Tampilan saya hari itu sudah seperti upik abu deh 🤣. Cupu banget karena bawa dokumen banyak.

Sore yang indah di Gading Serpong

Jam 15.00 WIB, saya masih santai naik Bus Premium rute Gading Serpong-MRT Lebak Bulus, tanpa pakai masker. Bebas lepas seperti hari-hari sebelumnya. Saya menikmati pemandangan sambil leyeh-leyeh dalam bus yang kosong. Penumpangnya hanya saya, satu orang dosen senior, dan satu mahasiswa.

Saya turun di halte yang biasanya. Lalu karena hari masih siang, saya nongkrong dulu di cafe sebentar. Sambil minum es kopi, sambil membaca tugas-tugas mahasiswa, juga membalas WA terkait pekerjaan saya di luar kampus.

Ya, kesibukan saya saat itu masih full offline. Sehingga aneka dokumen harus saya selesaikan, saya rekap, dan saya setorkan ke kantor. Setelahnya, saya juga harus meeting secara offline di sebuah hotel bintang 5 di Bandung, Bogor, Depok, atau Jakarta.

Jadwal saya masih sama. Senin-Selasa mengajar. Rabu-Minggu tugas di Kemenristekdikti (Sekarang Kemendikbud). Rutinitas yang barangkali sudah saya jalani bertahun-tahun belakangan.

Sabtu-Minggu bersamamu sudah lewat, diganti malam Jumat #apasih…

Baca juga: Suka duka jadi Staf Ahli di Kemenristekdikti

Awal Mula Cerita Tentang Covid-19, Ketika Protokol Kesehatan Mulai diterapkan di Kampus

9 Maret 2020, begitu turun dari mobil, saya lihat di pintu masuk kampus sudah ada thermometer otomatis. Lalu hand sanitizer ada dimana-mana, bahkan mau naik lift pun diabsen oleh pak satpam. Akhirnya karena saya hampir terlambat, saya memilih naik tangga ke Lantai 8. FYI, saat itu saya pakai heels 5 senti kakaaa….
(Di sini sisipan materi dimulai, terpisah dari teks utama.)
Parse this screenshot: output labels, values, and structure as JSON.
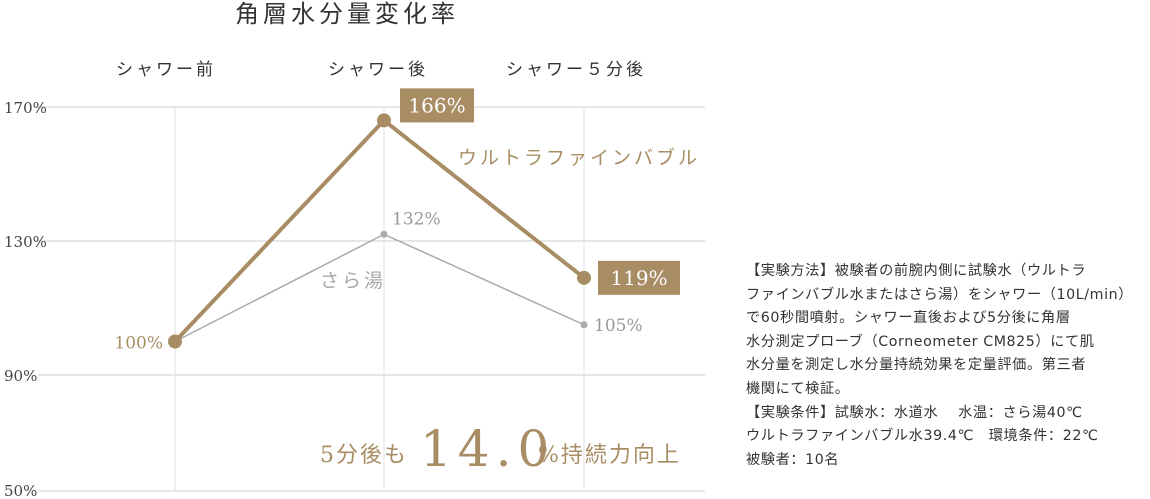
{
  "chart_data": {
    "type": "line",
    "title": "角層水分量変化率",
    "categories": [
      "シャワー前",
      "シャワー後",
      "シャワー５分後"
    ],
    "y_ticks": [
      "170%",
      "130%",
      "90%",
      "50%"
    ],
    "y_tick_values": [
      170,
      130,
      90,
      50
    ],
    "series": [
      {
        "name": "ウルトラファインバブル",
        "values": [
          100,
          166,
          119
        ],
        "labels": [
          "100%",
          "166%",
          "119%"
        ],
        "color": "#a88d64"
      },
      {
        "name": "さら湯",
        "values": [
          100,
          132,
          105
        ],
        "labels": [
          "",
          "132%",
          "105%"
        ],
        "color": "#aaaaaa"
      }
    ],
    "grid": true,
    "highlight": {
      "prefix": "5分後も",
      "value": "14.0",
      "suffix": "%持続力向上"
    }
  },
  "notes": [
    "【実験方法】被験者の前腕内側に試験水（ウルトラ",
    "ファインバブル水またはさら湯）をシャワー（10L/min）",
    "で60秒間噴射。シャワー直後および5分後に角層",
    "水分測定プローブ（Corneometer CM825）にて肌",
    "水分量を測定し水分量持続効果を定量評価。第三者",
    "機関にて検証。",
    "【実験条件】試験水：水道水　 水温：さら湯40℃",
    "ウルトラファインバブル水39.4℃　環境条件：22℃",
    "被験者：10名"
  ]
}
Saat saya baru saja duduk di kelas, saya dapat email dari kampus yang isinya, larangan pergi ke luar negeri. Jika saya tetap keluar negeri, maka saya tidak diperbolehkan mengajar selama 14 hari. Harus karantina dulu. Syalalala…saya sudah mau ke Singapura padahal dalam waktu dekat.

Paspor siap.

Tiket siap.

Ke Bandung, Kota yang terindah

12 Maret 2020, saya ke Bandung sambil ngecek Marni Notonegoro Hadiningrat’s Farm. Nah, pas lagi keliling ala juragan desa, tiba-tiba handphone saya ramai notifikasi (tumben saya dapet sinyal). Ada beberapa grup yang belakangnya namanya sama. Mitigasi Covid-19.

Oleh atasan saya, saya ditanya sedang berada dimana. Saat saya bilang saya di Bandung, atasan saya berkata, “kamu diam-diam saja disitu. Jangan kebanyakan gerak. Stay at home, and work from home.”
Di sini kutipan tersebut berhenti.